C’est  est une composition orchestrale, généralement en un seul mouvement, de forme libre, inspirée par une idée extra-musicale poétique ou descriptive, très en vogue au xixe siècle. C’est l’un des genres représentatifs de la musique à programme au xixe siècle, au côté de la symphonie à programme et de l’ouverture à programme. La différence entre la musique à programme et le poème symphonique — appelé Sinfonische Dichtung ou encore Tondichtung (littéralement « poésie sonore ») dans la tradition germanique —, réside en ce que le poème symphonique, issu de l’ouverture de concert, s’organise en un mouvement alors que la symphonie à programme obéit au découpage traditionnel du genre symphonie.

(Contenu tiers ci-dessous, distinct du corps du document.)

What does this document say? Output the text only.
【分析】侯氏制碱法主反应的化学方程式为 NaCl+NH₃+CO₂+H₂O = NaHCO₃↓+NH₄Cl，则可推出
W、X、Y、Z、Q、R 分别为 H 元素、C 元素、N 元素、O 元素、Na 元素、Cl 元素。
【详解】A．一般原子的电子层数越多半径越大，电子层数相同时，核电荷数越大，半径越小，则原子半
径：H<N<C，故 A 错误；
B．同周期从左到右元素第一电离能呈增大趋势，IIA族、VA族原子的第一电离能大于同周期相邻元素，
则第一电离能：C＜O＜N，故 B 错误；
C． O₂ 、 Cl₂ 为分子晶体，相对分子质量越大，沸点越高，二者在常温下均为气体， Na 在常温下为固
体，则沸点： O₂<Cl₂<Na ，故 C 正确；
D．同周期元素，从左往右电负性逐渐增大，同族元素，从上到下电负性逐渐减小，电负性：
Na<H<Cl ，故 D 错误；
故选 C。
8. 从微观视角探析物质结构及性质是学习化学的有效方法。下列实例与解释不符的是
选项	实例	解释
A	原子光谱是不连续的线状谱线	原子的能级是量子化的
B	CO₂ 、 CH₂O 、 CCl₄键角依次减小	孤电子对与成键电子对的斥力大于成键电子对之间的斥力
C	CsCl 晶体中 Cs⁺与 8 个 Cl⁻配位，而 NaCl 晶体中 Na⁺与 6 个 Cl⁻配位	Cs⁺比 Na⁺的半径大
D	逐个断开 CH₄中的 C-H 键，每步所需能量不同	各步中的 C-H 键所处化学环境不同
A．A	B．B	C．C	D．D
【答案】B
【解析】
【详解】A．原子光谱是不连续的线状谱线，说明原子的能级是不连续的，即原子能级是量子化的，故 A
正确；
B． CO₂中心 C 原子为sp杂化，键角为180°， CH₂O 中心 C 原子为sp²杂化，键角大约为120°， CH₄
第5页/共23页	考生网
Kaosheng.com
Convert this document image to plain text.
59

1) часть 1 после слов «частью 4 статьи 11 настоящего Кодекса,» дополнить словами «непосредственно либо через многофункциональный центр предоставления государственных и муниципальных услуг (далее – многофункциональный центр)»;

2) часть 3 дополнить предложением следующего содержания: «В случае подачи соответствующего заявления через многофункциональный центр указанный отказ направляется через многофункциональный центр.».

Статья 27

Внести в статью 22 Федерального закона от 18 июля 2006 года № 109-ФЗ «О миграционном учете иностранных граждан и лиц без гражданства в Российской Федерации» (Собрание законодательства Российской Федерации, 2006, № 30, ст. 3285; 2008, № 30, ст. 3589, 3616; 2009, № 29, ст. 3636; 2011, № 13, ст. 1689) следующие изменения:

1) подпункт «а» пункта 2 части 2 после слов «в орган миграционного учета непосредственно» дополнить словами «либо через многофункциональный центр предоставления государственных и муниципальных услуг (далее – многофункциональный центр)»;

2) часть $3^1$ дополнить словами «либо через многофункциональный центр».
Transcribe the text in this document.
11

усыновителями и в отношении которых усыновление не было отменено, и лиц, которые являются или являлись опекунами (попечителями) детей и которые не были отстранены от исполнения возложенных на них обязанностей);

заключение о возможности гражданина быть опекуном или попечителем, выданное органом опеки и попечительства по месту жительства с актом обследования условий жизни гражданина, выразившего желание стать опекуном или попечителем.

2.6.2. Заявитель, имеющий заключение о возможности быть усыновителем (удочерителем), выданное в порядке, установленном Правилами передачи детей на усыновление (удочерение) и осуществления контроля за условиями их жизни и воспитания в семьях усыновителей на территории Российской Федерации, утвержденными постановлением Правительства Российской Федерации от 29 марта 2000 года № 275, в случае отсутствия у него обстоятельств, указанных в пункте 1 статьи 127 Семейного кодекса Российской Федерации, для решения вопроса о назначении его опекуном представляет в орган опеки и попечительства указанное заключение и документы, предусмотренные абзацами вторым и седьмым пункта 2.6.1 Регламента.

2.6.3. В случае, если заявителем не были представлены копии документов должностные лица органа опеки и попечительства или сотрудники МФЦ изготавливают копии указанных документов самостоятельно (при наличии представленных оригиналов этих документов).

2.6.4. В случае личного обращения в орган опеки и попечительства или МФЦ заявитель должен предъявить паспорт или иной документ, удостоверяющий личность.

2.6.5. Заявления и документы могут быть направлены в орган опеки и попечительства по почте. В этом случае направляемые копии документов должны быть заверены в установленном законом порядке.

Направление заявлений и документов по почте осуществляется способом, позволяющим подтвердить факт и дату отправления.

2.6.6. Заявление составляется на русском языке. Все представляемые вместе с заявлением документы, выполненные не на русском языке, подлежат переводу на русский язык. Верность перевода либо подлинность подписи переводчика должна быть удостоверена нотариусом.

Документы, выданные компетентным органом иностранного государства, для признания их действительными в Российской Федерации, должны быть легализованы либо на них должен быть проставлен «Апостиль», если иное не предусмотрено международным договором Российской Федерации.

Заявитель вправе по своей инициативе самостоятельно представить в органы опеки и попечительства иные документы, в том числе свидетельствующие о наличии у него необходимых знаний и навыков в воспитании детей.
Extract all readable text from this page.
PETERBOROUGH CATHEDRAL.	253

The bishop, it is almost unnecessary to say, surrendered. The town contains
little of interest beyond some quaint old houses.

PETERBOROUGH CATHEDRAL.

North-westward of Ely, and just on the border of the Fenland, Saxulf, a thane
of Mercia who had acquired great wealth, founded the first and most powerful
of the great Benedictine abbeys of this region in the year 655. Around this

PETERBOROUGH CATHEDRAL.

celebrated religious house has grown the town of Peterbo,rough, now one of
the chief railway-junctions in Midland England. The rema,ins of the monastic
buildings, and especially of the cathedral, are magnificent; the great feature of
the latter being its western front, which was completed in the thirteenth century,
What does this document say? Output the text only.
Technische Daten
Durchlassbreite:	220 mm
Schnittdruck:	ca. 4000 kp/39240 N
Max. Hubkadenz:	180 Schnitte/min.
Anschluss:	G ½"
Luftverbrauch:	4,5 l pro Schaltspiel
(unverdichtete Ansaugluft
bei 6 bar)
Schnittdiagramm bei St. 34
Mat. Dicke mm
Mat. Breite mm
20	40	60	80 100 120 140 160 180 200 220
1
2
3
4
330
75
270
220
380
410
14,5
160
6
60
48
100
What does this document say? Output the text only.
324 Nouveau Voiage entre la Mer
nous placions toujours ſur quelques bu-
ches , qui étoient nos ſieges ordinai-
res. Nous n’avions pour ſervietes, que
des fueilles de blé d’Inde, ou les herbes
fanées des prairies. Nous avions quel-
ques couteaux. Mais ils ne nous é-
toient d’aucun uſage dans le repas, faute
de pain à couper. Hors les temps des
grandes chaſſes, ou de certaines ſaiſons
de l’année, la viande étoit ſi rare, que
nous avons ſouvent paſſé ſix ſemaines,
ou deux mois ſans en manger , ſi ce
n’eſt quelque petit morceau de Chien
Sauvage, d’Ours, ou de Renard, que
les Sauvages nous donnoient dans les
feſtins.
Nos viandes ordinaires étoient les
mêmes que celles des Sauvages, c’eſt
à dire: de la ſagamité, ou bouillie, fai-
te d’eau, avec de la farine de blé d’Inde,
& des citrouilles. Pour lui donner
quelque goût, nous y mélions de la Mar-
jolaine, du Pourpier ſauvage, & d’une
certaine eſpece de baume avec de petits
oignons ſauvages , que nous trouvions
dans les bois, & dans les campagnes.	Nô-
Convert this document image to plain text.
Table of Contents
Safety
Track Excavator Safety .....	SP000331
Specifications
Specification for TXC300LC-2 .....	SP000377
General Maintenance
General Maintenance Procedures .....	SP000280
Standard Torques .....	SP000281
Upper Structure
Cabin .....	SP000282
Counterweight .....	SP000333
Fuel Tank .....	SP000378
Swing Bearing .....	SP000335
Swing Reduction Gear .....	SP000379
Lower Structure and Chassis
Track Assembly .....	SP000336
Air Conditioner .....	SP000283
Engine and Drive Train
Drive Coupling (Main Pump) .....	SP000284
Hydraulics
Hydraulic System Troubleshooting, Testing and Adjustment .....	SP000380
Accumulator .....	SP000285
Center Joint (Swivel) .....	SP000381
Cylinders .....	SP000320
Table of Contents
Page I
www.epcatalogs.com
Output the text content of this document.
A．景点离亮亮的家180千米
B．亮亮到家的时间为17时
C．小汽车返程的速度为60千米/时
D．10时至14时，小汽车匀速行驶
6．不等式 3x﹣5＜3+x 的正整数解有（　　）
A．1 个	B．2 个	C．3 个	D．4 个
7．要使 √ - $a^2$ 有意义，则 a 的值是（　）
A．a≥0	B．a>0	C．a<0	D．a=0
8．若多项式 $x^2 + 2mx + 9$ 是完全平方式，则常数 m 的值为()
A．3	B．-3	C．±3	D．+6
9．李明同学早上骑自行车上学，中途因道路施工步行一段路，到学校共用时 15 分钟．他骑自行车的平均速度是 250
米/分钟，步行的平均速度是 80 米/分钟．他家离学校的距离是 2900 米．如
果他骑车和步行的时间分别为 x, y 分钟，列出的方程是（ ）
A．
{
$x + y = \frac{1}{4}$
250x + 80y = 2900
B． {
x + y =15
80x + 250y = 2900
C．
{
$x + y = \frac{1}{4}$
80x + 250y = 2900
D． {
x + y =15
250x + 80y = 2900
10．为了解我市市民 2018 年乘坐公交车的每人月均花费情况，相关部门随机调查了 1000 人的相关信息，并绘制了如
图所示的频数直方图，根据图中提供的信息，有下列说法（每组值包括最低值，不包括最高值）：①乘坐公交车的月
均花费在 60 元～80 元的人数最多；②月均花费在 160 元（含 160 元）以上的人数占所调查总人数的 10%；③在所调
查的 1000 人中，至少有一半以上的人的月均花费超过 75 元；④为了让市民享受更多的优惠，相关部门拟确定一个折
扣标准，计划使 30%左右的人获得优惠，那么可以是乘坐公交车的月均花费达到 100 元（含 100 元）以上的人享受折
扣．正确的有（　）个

La Symphonie fantastique et Harold en Italie d’Hector Berlioz, la Sinfonia Domestica et Une symphonie alpestre de Richard Strauss sont, par exemple, des symphonies à programme et non des poèmes symphoniques.

Si les deux grands représentants du poème symphonique en Allemagne furent Franz Liszt (13 poèmes symphoniques, parmi lesquels MazeppaProméthéeHamlet, etc.) et Richard Strauss (Don JuanAinsi parlait ZarathoustraDon Quichotte, etc.), ce genre musical connut un destin lié à sa nature, subissant les attaques des défenseurs de la musique pure (ou musique absolue), en tout premier lieu d’Edouard Hanslick, célèbre critique musical hostile à Wagner (et dépeint par ce dernier sous les traits de Beckmesser dans Les Maîtres Chanteurs de Nuremberg). Le poème symphonique se fit souvent — notamment dans les pays de culture nordique ou slave — le vecteur d’une pensée « nationaliste » en musique (Jean SibeliusFinlandia ; Bedřich SmetanaLa Moldau) ou de fantasmes orientalisants (Nikolaï Rimski-KorsakovShéhérazade).